Eu sou o que não disse. O que não ousou. O que hesitou no instante em que o tempo esperava uma resposta.
Sou a presença oculta no peito não a ausência, mas o sopro sutil do que poderia ter sido. O encanto pendurado ao lado direito da alma, onde moram os pequenos milagres que se revelam apenas aos atentos. Fui mistério por um tempo. Depois, silêncio. Depois, lamento.
Fui aquele que esperou tanto, que se esqueceu de notar que a espera tinha passado. O tempo havia dado sinais mas, por medo, fechei os olhos. Por medo, não telefonei. Por medo, calei. E esse medo me imobilizou tanto, que acabei por me tornar apenas coadjuvante da história que poderia ter sido nossa.
Fui aquele que machucou sem saber. Aquele que sonhou acordado com uma chance que já estava perdida. Que projetou esperanças no alto e tentou tocá-las com mãos ainda infantis sem perceber que, às vezes, o inalcançável é apenas a memória do que não ousamos realizar.
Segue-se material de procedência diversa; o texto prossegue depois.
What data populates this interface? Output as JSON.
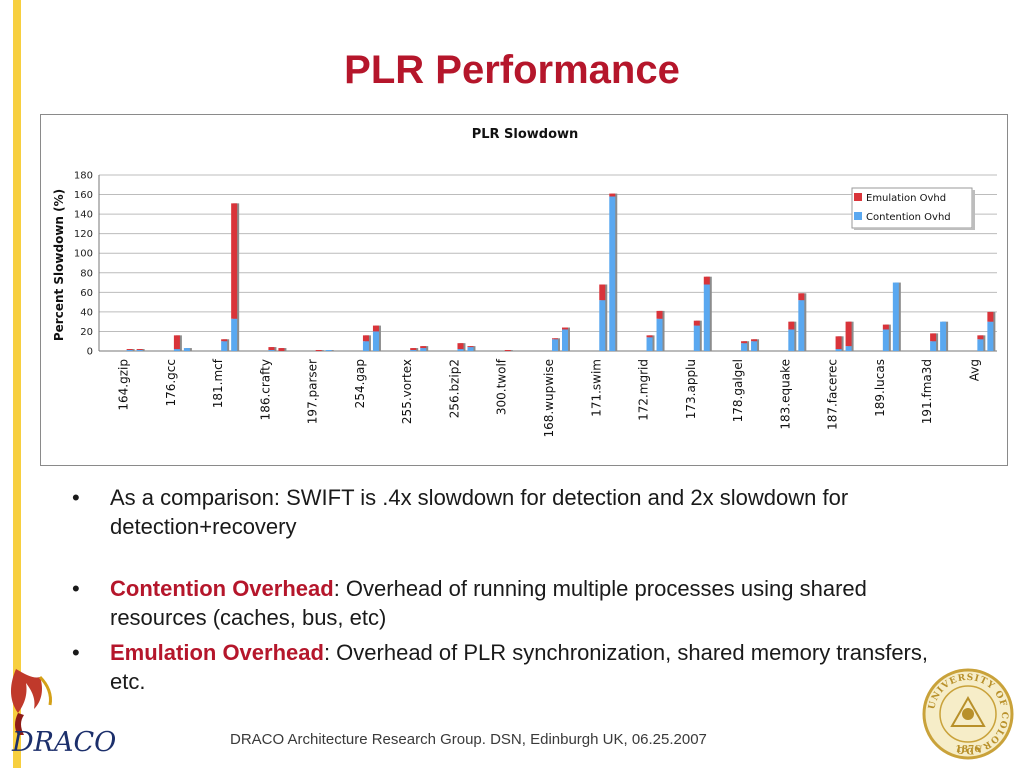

Fui o homem que silenciou. Que engoliu palavras, poemas, cartas não enviadas, gestos inacabados. Que passou décadas calado, não por falta de voz, mas por excesso de temor. Tive medo dos julgamentos, das opiniões oblíquas de quem não escreve mas julga. De quem não ousa mas zomba.
Fui o que lutou contra si. Que empilhou livros, acumulou saberes, planejou o futuro. E viu o tempo passar, o cabelo cair, as forças esgotarem — e o aprendizado nunca florescer como sonhara.
Fui o que teve fome, mas recusou o alimento por medo de não merecê-lo. O que recebeu um presente selado e, por insegurança, não ousou abrir. E viu outra mão retirar o selo do que, um dia, foi preparado para mim.
Sim, fui aquele que nadou em águas que não conhecia. Que correu por estradas que levavam a lugar nenhum. Que dirigiu sem saber o destino. Que patinou em superfícies frágeis, e mesmo assim acreditou que poderia voar.
Fui, sobretudo, aquele que quis negociar com a vida. Que acreditou ser possível ser especial, sem antes aceitar ser apenas humano.
E aqui estou. Um sopro de passado e uma promessa não cumprida. Mas ainda em mim pulsa a fagulha, ainda que tímida de quem pode, um dia, aprender a viver sem medo de viver.